La situation s'aggrave puisque, selon les données d'Eurostat, le nombre de détenus pourrait augmenter jusqu'à 200 % entre 2023 et 2027 dans les prisons européennes en raison du contexte socio-politique.

L'influence du contexte politique

La surpopulation carcérale est souvent liée au contexte sociopolitique du pays et à la croyance qu'un système judiciaire basé sur de longues peines est plus efficace.

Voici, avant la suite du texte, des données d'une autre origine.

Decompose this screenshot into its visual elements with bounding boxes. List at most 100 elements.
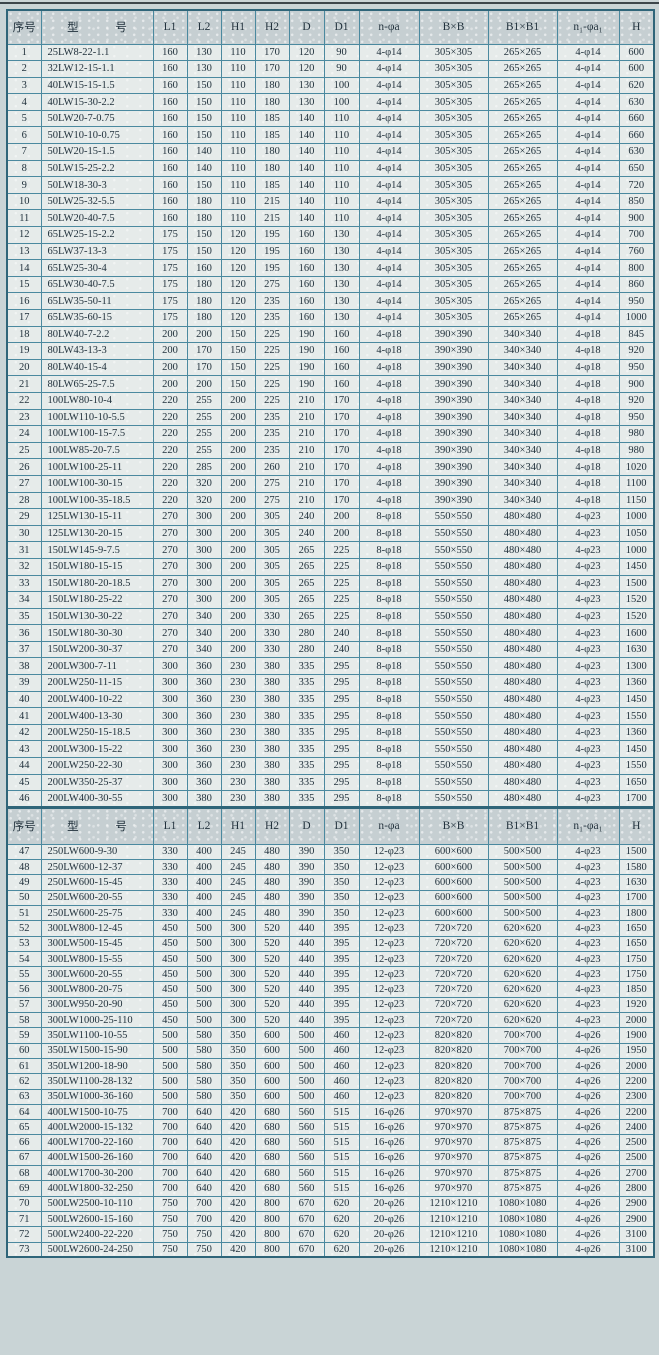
cell: 420 — [220, 1195, 256, 1212]
cell: 12-φ23 — [358, 981, 420, 998]
cell: 845 — [618, 325, 655, 344]
cell: 270 — [152, 591, 188, 609]
cell: 8-φ18 — [358, 723, 420, 742]
cell: 500 — [186, 1012, 222, 1029]
cell: 300 — [186, 541, 222, 559]
cell: 270 — [152, 624, 188, 642]
cell: 200 — [152, 358, 188, 377]
table-row: 45 200LW350-25-37 300 360 230 380 335 295 8-φ18 5… — [6, 773, 655, 792]
cell: 120 — [220, 275, 256, 294]
cell: 4-φ14 — [556, 192, 620, 211]
table-row: 36 150LW180-30-30 270 340 200 330 280 240 8-φ18 5… — [6, 624, 655, 642]
cell: 560 — [288, 1149, 325, 1167]
table-row: 64 400LW1500-10-75 700 640 420 680 560 515 16-φ2… — [6, 1103, 655, 1121]
cell: 460 — [323, 1057, 360, 1075]
cell: 295 — [323, 757, 360, 775]
cell: 200 — [220, 474, 256, 493]
table-row: 46 200LW400-30-55 300 380 230 380 335 295 8-φ18 5… — [6, 790, 655, 808]
cell: 295 — [323, 690, 360, 709]
cell: 335 — [288, 740, 325, 759]
cell: 150 — [186, 126, 222, 145]
table-row: 73 500LW2600-24-250 750 750 420 800 670 620 20-φ… — [6, 1241, 655, 1258]
column-header: H1 — [220, 805, 256, 845]
cell-index: 71 — [6, 1210, 42, 1228]
cell-model: 350LW1100-28-132 — [40, 1073, 154, 1090]
cell: 390 — [288, 904, 325, 922]
cell: 1450 — [618, 557, 655, 576]
cell: 875×875 — [487, 1165, 558, 1182]
cell: 305 — [254, 574, 290, 593]
cell: 400 — [186, 904, 222, 922]
cell: 220 — [152, 474, 188, 493]
cell: 700×700 — [487, 1027, 558, 1044]
cell-index: 65 — [6, 1119, 42, 1136]
cell: 875×875 — [487, 1180, 558, 1197]
cell-model: 50LW20-15-1.5 — [40, 143, 154, 161]
cell: 600 — [254, 1073, 290, 1090]
cell: 160 — [152, 143, 188, 161]
cell-model: 100LW110-10-5.5 — [40, 408, 154, 427]
cell-index: 30 — [6, 524, 42, 543]
cell: 200 — [220, 624, 256, 642]
cell: 225 — [323, 607, 360, 626]
cell: 580 — [186, 1042, 222, 1059]
cell: 270 — [152, 640, 188, 659]
cell: 160 — [288, 226, 325, 244]
cell: 300 — [152, 790, 188, 808]
cell: 330 — [152, 859, 188, 876]
cell: 170 — [254, 43, 290, 62]
cell: 2200 — [618, 1073, 655, 1090]
cell: 300 — [220, 920, 256, 937]
cell: 305×305 — [418, 126, 489, 145]
cell: 4-φ14 — [556, 309, 620, 327]
cell: 360 — [186, 757, 222, 775]
cell: 12-φ23 — [358, 935, 420, 952]
cell: 160 — [152, 176, 188, 194]
cell: 450 — [152, 996, 188, 1014]
cell: 670 — [288, 1210, 325, 1228]
cell: 390×390 — [418, 408, 489, 427]
cell: 360 — [186, 674, 222, 692]
cell-model: 350LW1200-18-90 — [40, 1057, 154, 1075]
table-row: 6 50LW10-10-0.75 160 150 110 185 140 110 4-φ14 30… — [6, 126, 655, 145]
cell: 150 — [186, 109, 222, 128]
cell-index: 52 — [6, 920, 42, 937]
cell: 305×305 — [418, 176, 489, 194]
cell-model: 250LW600-9-30 — [40, 843, 154, 861]
cell: 4-φ23 — [556, 904, 620, 922]
cell: 110 — [220, 143, 256, 161]
cell: 4-φ14 — [556, 126, 620, 145]
cell: 160 — [288, 242, 325, 261]
cell: 390×390 — [418, 425, 489, 443]
cell: 130 — [186, 43, 222, 62]
cell: 4-φ23 — [556, 674, 620, 692]
cell: 720×720 — [418, 966, 489, 983]
cell: 360 — [186, 707, 222, 725]
cell: 210 — [288, 491, 325, 510]
cell: 180 — [254, 76, 290, 95]
cell: 420 — [220, 1180, 256, 1197]
cell-model: 400LW1800-32-250 — [40, 1180, 154, 1197]
cell: 20-φ26 — [358, 1195, 420, 1212]
cell-index: 44 — [6, 757, 42, 775]
cell: 620 — [618, 76, 655, 95]
cell: 395 — [323, 996, 360, 1014]
cell: 305×305 — [418, 226, 489, 244]
column-header: L2 — [186, 9, 222, 45]
column-header: D1 — [323, 805, 360, 845]
cell-model: 100LW80-10-4 — [40, 391, 154, 410]
cell: 200 — [152, 325, 188, 344]
cell: 330 — [152, 904, 188, 922]
cell: 110 — [220, 60, 256, 78]
cell: 175 — [152, 292, 188, 310]
cell: 295 — [323, 790, 360, 808]
cell: 220 — [152, 391, 188, 410]
cell: 1900 — [618, 1027, 655, 1044]
cell: 560 — [288, 1180, 325, 1197]
table-row: 56 300LW800-20-75 450 500 300 520 440 395 12-φ23… — [6, 981, 655, 998]
cell: 200 — [220, 441, 256, 460]
cell: 500 — [288, 1042, 325, 1059]
cell: 2300 — [618, 1088, 655, 1105]
cell: 480 — [254, 843, 290, 861]
cell: 225 — [254, 325, 290, 344]
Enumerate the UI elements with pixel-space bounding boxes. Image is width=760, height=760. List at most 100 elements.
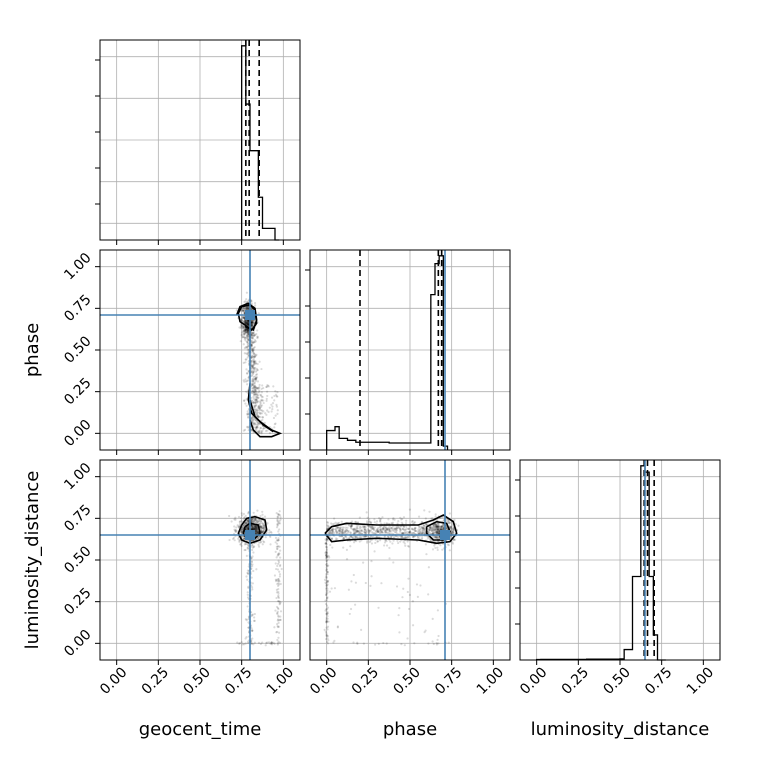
scatter-point [246,328,249,331]
scatter-point [336,537,339,541]
scatter-point [252,332,255,335]
scatter-point [251,332,255,335]
scatter-point [255,419,258,422]
scatter-point [407,527,411,530]
scatter-point [251,336,254,340]
scatter-point [251,349,254,352]
scatter-point [326,564,329,567]
scatter-point [278,580,281,583]
scatter-point [325,554,328,557]
scatter-point [339,530,342,533]
scatter-point [250,354,253,357]
scatter-point [326,520,329,524]
scatter-point [255,527,258,530]
scatter-point [246,322,250,326]
scatter-point [256,391,259,394]
x-tick-label: 0.25 [349,664,382,697]
scatter-point [255,409,258,412]
scatter-point [253,398,256,402]
scatter-point [247,307,250,310]
scatter-point [379,532,382,535]
scatter-point [246,323,249,326]
scatter-point [325,599,328,602]
scatter-point [262,401,265,405]
scatter-point [262,399,265,402]
scatter-point [251,629,254,632]
scatter-point [252,367,255,370]
scatter-point [416,530,419,533]
scatter-point [245,298,248,301]
scatter-point [326,628,329,631]
scatter-point [250,364,253,367]
scatter-point [436,529,440,532]
scatter-point [252,337,255,340]
scatter-point [261,526,264,529]
scatter-point [255,411,258,414]
scatter-point [380,530,384,533]
scatter-point [254,519,257,522]
scatter-point [251,528,255,531]
x-tick-label: 0.75 [432,664,465,697]
scatter-point [250,524,253,528]
scatter-point [439,544,442,547]
hist-panel-luminosity_distance: 0.00 0.25 0.50 0.75 1.00 [515,459,721,698]
scatter-point [364,535,367,538]
scatter-point [256,527,259,530]
scatter-point [254,423,258,426]
scatter-point [396,535,400,538]
scatter-point [245,554,248,557]
scatter-point [325,559,328,563]
scatter-point [246,519,249,522]
scatter-point [275,588,278,591]
scatter-point [422,529,426,532]
scatter-point [250,356,253,359]
scatter-point [250,343,253,347]
scatter-point [369,529,372,533]
scatter-point [247,329,250,332]
scatter-point [378,528,382,531]
scatter-point [255,390,258,393]
scatter-point [431,517,434,520]
scatter-point [325,613,329,616]
scatter-point [367,530,371,533]
scatter-point [346,526,349,529]
scatter-point [270,531,273,534]
scatter-point [413,642,416,645]
scatter-point [411,520,414,524]
scatter-point [365,531,368,534]
scatter-point [246,329,249,332]
scatter-point [251,371,255,374]
scatter-point [273,642,276,645]
scatter-point [401,517,404,521]
scatter-point [259,541,262,544]
scatter-point [407,527,410,531]
scatter-point [275,631,278,634]
scatter-point [435,530,439,533]
scatter-point [349,532,352,535]
contour-line [235,302,258,332]
scatter-point [256,530,259,533]
scatter-point [417,537,420,540]
scatter-point [270,641,273,644]
scatter-point [277,607,280,611]
scatter-point [403,530,406,533]
scatter-point [254,525,258,528]
scatter-point [253,408,256,412]
scatter-point [255,404,258,407]
scatter-point [385,530,388,534]
scatter-point [278,575,282,578]
scatter-point [440,528,443,531]
scatter-point [435,531,438,535]
scatter-panel-geocent_time_vs_phase: 0.000.250.500.751.00 [61,249,301,455]
scatter-point [254,525,257,528]
scatter-point [341,531,344,534]
scatter-point [259,404,262,407]
scatter-point [430,529,434,532]
scatter-point [419,531,422,535]
scatter-point [360,529,363,533]
scatter-point [391,521,395,524]
scatter-point [243,321,246,324]
scatter-point [246,348,249,351]
scatter-point [339,532,342,535]
scatter-point [253,519,256,522]
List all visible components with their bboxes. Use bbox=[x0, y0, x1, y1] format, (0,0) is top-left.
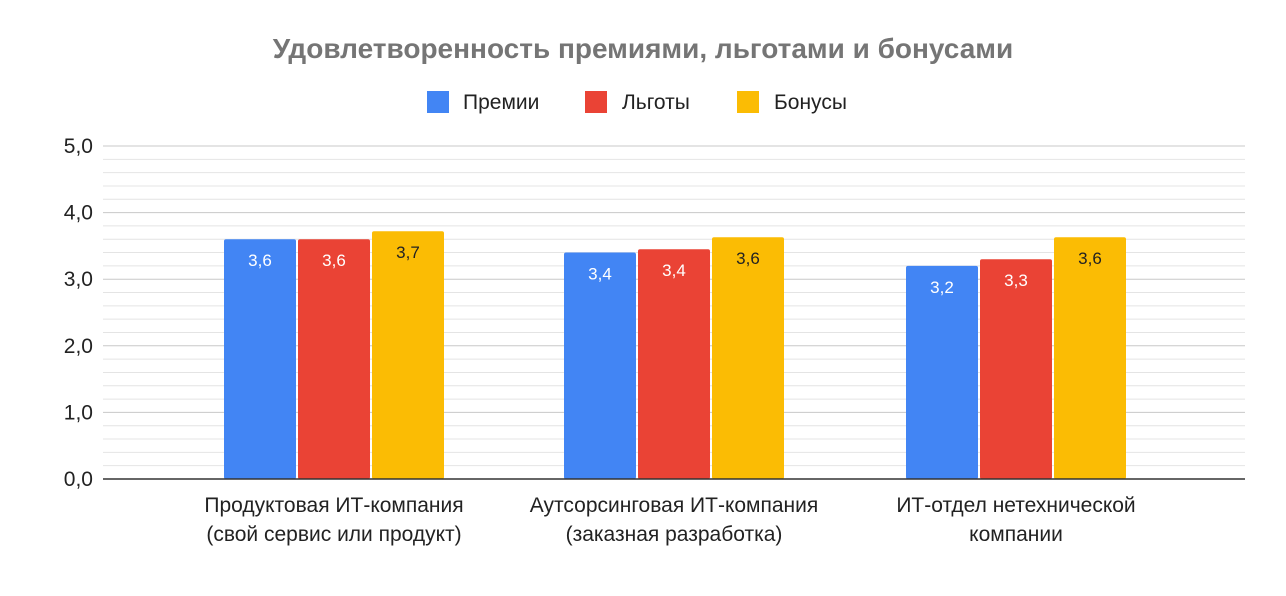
data-label: 3,6 bbox=[1078, 249, 1102, 268]
y-tick-label: 2,0 bbox=[64, 335, 93, 358]
legend-swatch bbox=[427, 91, 449, 113]
x-axis: Продуктовая ИТ-компания (свой сервис или … bbox=[103, 478, 1245, 546]
bar bbox=[712, 237, 784, 479]
data-label: 3,4 bbox=[588, 265, 612, 284]
legend-swatch bbox=[585, 91, 607, 113]
legend: Премии Льготы Бонусы bbox=[427, 91, 847, 114]
data-label: 3,6 bbox=[248, 251, 272, 270]
x-category-label: Продуктовая ИТ-компания bbox=[204, 494, 463, 517]
data-label: 3,6 bbox=[736, 249, 760, 268]
data-label: 3,3 bbox=[1004, 271, 1028, 290]
x-category-label: Аутсорсинговая ИТ-компания bbox=[530, 494, 818, 517]
bar bbox=[906, 265, 978, 479]
bar bbox=[224, 239, 296, 479]
legend-swatch bbox=[737, 91, 759, 113]
legend-label: Премии bbox=[463, 91, 539, 114]
bars bbox=[224, 231, 1126, 479]
bar bbox=[564, 252, 636, 479]
y-tick-label: 0,0 bbox=[64, 468, 93, 491]
data-labels: 3,6 3,6 3,7 3,4 3,4 3,6 3,2 3,3 3,6 bbox=[248, 243, 1102, 297]
x-category-label: (свой сервис или продукт) bbox=[206, 523, 461, 546]
bar bbox=[980, 259, 1052, 479]
x-category-label: ИТ-отдел нетехнической bbox=[896, 494, 1135, 517]
x-category-label: (заказная разработка) bbox=[566, 523, 783, 546]
bar bbox=[638, 249, 710, 479]
legend-label: Бонусы bbox=[774, 91, 847, 114]
data-label: 3,4 bbox=[662, 261, 686, 280]
bar bbox=[372, 231, 444, 479]
bar bbox=[298, 239, 370, 479]
legend-label: Льготы bbox=[622, 91, 690, 114]
data-label: 3,6 bbox=[322, 251, 346, 270]
y-tick-label: 4,0 bbox=[64, 202, 93, 225]
data-label: 3,2 bbox=[930, 278, 954, 297]
bar bbox=[1054, 237, 1126, 479]
data-label: 3,7 bbox=[396, 243, 420, 262]
y-tick-label: 1,0 bbox=[64, 401, 93, 424]
x-category-label: компании bbox=[969, 523, 1063, 546]
y-tick-label: 5,0 bbox=[64, 135, 93, 158]
chart-title: Удовлетворенность премиями, льготами и б… bbox=[273, 33, 1013, 64]
y-tick-label: 3,0 bbox=[64, 268, 93, 291]
y-axis: 0,0 1,0 2,0 3,0 4,0 5,0 bbox=[64, 135, 93, 491]
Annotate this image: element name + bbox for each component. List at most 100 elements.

Hugh Chetwynd, secrétaire exécutif du Comité européen pour la prévention de la torture, donne l'exemple de l'Italie, de la France ou du Royaume-Uni comme pays ayant des "problèmes de surpopulation" et qui ont "choisi de durcir la législation pénale", y compris pour les délits liés à la drogue.

"Le problème est qu'il y a un manque de confiance dans les alternatives à l'emprisonnement pour les délits liés à la drogue, par exemple, où les gens pourraient être dispensés d'aller en prison par l'imposition de bracelets électroniques et de travaux d'intérêt général", a déclaré Hugh Chetwynd à Euronews.

Dans le même temps, il constate une augmentation du crime organisé en Europe et ces groupes "peuvent continuer leur travail et leurs affaires pendant qu'ils sont en prison parce que le personnel ne peut pas les contrôler correctement, parce qu'il y a beaucoup de surpopulation".

A cela s'ajoute le fait que "dans la plupart des pays, si un tribunal envoie une personne dans une prison avec un mandat de détention valide, la prison ne peut pas l'expulser et l'acceptera même si cela signifie qu'elle doit aller dormir sur un matelas sur le sol d'une cellule", selon Chetwynd.

Il estime qu'il reste encore beaucoup de chemin à parcourir avant que les sociétés européennes ne perçoivent largement la prison comme un reflet et un instrument de l'amélioration de la société.